The introduction of the very condensed "The Creation" Oratorio, by Joeseph Haydn expresses the bitterness, the uncertainty and the pain which has existed before the creation of the world - this first movement is called Prelude. Die Vorstellung des Chaos. Conductor Andrey Boreyko took advantage of the fact that the fundamental note which contains the chords which end the prelude to Haydn's work is the same as the sound with which the Rite of Spring, by Igor Stravinsky begins with, and so he presented to the public these two works without any intermission in between. The gentle, limping, rather imprecise sound of the bassoon seemed to be part of the same primal chaos. The story of the scandal on both the choreography on pagan themes of the ballet and the music, with which Stravinsky accompanied it, is still known today. Today, even if the music remains unsettling, the cacophonies are bearable, the Rite of Spring sounds rather harmonious than socking - or maybe the ear of today's listener is more used to something else beside the harmony among sounds.

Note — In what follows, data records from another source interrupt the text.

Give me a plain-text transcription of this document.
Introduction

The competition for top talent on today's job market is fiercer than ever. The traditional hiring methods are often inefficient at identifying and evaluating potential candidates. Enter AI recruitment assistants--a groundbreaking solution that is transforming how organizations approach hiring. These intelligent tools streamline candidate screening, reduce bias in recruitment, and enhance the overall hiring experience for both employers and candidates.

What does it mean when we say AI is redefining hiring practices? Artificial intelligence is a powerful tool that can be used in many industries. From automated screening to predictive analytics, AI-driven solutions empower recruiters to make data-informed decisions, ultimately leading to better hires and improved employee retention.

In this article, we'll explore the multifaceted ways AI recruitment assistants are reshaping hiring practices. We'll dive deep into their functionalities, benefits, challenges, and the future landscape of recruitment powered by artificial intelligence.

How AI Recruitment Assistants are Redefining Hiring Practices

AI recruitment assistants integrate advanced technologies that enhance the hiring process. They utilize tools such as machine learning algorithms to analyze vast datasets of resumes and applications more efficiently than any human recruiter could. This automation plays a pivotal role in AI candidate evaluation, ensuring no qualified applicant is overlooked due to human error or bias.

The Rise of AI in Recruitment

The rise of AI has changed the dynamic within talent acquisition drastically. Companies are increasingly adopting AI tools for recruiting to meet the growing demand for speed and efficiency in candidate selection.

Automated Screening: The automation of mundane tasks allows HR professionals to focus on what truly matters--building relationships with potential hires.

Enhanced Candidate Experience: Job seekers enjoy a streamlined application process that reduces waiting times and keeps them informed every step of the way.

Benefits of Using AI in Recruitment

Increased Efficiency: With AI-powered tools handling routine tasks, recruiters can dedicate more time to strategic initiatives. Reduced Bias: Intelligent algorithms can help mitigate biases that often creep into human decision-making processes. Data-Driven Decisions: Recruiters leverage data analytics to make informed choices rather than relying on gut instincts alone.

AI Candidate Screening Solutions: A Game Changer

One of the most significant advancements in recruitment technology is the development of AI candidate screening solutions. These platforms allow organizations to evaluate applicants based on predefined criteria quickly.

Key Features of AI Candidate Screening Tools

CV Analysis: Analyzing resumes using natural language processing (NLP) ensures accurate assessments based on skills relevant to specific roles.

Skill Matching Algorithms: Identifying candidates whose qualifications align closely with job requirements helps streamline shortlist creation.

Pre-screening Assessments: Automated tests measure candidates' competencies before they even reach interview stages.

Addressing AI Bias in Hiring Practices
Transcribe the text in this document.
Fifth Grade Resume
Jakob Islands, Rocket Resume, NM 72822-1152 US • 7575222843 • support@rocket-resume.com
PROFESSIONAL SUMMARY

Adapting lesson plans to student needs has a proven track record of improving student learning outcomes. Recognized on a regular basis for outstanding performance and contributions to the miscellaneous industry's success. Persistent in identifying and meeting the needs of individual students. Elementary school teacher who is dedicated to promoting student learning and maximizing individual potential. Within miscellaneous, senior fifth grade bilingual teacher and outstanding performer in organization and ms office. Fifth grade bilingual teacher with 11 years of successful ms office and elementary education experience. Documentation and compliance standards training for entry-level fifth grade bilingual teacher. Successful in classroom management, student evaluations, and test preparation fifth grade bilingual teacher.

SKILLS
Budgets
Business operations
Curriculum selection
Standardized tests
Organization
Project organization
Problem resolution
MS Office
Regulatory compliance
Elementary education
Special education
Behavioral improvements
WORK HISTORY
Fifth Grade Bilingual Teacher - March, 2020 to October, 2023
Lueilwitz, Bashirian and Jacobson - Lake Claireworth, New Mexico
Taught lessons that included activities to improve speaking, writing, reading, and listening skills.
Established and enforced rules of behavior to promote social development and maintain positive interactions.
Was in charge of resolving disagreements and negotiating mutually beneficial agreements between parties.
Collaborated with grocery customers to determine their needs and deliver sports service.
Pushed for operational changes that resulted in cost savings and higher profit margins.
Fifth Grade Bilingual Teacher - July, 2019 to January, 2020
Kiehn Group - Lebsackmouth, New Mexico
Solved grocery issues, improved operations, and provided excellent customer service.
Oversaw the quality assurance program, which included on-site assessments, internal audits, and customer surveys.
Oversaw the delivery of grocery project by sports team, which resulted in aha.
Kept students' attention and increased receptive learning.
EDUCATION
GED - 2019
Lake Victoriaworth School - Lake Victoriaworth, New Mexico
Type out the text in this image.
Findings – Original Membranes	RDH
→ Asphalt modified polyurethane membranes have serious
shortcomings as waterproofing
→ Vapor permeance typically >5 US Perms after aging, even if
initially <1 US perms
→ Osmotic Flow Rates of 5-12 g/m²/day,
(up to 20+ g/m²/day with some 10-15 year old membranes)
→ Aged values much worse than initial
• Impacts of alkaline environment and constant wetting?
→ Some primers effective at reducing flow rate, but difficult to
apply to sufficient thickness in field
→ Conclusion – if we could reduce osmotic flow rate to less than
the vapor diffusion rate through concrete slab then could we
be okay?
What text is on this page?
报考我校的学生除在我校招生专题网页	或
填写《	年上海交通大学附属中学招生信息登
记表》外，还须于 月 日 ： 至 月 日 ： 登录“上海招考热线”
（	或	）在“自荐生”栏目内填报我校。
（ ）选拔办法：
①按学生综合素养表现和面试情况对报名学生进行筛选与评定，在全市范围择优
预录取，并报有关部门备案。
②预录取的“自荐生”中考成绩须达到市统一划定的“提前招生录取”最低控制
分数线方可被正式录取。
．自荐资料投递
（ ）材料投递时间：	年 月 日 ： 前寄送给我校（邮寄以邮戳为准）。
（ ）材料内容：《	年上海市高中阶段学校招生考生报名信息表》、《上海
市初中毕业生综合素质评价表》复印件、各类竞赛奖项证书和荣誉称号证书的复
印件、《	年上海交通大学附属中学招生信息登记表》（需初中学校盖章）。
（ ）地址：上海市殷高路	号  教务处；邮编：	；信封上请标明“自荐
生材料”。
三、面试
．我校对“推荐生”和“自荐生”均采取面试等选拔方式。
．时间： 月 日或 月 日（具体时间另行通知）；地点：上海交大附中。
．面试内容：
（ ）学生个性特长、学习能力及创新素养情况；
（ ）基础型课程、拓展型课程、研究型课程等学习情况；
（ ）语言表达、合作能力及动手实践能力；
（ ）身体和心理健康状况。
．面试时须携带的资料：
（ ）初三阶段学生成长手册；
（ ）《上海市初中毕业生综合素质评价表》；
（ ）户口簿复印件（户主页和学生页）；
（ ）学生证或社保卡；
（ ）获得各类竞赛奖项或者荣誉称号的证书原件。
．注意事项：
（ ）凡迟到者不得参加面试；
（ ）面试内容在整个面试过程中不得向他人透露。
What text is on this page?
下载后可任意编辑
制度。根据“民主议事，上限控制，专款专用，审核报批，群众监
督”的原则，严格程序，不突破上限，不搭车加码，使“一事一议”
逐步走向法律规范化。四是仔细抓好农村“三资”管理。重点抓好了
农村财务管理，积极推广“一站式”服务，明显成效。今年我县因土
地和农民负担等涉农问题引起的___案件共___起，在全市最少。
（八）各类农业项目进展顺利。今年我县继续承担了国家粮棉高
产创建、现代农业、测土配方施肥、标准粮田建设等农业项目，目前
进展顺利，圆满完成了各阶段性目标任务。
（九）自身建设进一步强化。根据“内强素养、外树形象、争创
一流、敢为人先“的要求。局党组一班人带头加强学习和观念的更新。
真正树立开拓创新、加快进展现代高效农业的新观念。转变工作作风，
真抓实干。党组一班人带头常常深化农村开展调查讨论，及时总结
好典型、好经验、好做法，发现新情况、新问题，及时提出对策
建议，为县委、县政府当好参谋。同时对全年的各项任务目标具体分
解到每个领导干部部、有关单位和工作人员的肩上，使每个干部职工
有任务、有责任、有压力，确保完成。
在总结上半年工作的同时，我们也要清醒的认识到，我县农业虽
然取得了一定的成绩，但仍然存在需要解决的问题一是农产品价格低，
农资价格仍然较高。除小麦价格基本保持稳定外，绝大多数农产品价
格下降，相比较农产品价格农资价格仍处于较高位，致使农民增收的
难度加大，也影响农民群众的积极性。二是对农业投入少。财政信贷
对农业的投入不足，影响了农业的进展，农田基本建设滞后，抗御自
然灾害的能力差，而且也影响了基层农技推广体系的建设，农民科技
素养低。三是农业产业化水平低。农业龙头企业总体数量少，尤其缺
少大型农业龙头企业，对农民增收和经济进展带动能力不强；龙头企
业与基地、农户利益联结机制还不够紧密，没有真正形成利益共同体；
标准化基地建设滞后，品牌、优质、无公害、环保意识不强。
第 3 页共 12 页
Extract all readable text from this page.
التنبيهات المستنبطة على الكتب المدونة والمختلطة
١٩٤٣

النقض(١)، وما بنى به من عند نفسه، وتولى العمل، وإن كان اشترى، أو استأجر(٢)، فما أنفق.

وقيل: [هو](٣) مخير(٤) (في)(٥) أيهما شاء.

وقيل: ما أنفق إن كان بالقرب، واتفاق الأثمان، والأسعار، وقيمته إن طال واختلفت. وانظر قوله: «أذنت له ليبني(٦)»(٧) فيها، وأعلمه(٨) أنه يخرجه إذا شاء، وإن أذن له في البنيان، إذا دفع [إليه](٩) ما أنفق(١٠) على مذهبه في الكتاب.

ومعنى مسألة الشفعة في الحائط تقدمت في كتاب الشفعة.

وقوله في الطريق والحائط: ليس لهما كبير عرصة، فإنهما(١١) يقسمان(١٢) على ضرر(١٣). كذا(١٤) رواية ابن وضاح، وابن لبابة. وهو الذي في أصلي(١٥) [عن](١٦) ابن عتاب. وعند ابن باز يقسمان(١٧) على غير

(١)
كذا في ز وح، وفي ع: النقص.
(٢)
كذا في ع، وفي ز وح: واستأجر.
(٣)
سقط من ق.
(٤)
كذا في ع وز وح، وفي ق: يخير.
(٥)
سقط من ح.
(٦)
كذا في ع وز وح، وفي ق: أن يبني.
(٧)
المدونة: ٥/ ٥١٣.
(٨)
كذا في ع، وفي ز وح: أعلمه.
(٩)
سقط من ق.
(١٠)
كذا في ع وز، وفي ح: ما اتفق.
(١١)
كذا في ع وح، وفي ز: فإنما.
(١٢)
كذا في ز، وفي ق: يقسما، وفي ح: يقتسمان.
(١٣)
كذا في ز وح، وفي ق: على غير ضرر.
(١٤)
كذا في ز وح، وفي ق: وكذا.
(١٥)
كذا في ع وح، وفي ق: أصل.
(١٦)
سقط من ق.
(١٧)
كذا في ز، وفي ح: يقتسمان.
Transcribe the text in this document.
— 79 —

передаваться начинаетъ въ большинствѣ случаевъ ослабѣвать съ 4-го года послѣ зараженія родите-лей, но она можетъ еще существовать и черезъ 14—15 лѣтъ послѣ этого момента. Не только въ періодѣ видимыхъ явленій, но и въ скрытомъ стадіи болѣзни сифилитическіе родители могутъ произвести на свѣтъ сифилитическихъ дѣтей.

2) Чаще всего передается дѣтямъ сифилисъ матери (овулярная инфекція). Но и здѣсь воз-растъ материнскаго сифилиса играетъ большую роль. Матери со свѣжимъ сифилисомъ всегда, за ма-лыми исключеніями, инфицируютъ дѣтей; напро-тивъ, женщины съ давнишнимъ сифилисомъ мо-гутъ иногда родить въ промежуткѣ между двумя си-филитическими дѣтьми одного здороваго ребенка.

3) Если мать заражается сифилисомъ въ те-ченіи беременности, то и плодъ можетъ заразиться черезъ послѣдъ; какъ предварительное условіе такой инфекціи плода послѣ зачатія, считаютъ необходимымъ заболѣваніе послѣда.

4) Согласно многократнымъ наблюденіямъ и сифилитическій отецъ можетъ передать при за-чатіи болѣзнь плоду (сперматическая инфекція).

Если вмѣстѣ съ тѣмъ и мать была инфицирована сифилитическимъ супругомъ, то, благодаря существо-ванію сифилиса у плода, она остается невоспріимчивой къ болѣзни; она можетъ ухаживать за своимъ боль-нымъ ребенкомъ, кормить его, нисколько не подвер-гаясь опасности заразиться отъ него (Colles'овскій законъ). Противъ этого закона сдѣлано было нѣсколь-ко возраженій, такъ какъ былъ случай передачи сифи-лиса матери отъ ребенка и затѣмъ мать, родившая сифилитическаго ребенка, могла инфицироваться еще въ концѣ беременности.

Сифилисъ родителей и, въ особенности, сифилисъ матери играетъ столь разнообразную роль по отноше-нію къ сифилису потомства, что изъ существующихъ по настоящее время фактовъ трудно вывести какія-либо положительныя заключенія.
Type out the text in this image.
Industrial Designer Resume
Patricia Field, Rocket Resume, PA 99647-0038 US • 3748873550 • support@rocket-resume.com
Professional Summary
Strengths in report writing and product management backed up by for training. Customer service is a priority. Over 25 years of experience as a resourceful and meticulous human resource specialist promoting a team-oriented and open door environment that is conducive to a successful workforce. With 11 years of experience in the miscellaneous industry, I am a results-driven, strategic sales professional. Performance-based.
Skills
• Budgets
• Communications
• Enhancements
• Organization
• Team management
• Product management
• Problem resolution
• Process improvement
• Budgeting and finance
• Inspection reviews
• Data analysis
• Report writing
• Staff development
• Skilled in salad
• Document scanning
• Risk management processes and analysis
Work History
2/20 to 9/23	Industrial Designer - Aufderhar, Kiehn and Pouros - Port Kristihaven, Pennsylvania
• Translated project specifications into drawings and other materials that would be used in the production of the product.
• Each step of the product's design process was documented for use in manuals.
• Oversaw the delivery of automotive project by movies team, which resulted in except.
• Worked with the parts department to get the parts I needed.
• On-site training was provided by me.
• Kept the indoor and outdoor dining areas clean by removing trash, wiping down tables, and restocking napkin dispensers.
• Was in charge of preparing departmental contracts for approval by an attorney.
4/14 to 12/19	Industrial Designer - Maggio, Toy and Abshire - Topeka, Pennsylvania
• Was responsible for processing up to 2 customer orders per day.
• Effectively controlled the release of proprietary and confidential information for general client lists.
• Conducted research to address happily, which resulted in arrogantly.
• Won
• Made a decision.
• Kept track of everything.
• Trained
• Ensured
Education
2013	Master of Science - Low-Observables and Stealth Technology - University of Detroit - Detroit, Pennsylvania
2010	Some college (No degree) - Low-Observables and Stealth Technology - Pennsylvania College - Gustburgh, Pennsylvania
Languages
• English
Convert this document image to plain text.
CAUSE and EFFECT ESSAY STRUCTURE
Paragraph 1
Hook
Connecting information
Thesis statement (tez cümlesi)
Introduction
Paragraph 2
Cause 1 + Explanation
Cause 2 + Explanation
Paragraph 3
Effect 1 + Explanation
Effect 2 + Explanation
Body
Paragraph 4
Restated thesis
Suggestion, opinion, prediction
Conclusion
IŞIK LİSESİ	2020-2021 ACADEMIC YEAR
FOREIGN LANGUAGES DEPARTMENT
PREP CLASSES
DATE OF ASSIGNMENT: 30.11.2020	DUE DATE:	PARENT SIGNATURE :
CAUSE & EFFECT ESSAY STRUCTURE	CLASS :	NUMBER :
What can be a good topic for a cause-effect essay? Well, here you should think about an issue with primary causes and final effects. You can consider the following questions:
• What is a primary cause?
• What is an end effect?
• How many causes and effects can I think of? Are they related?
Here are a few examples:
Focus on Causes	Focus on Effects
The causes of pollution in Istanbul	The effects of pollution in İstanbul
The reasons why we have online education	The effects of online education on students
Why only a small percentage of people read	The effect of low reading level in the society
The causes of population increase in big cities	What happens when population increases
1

The National Orchestra of Belgium described everything that needed to be described, precisely as the conductor asked, with commitment and competency. It made Stravinsky scream and say tersely what he had to say, to support his viewpoint and to sprint. As in a conducting lesson, with precise moves, ceremoniously, in an aristocratic manner but friendly at the same time, Andrey Boreyko kept under control the superimposition of rhythm and melody, the agitation, incertitude or Stravinsky's meditations, and, in the end, both the musicians and the conductor received plenty of applauds from the public.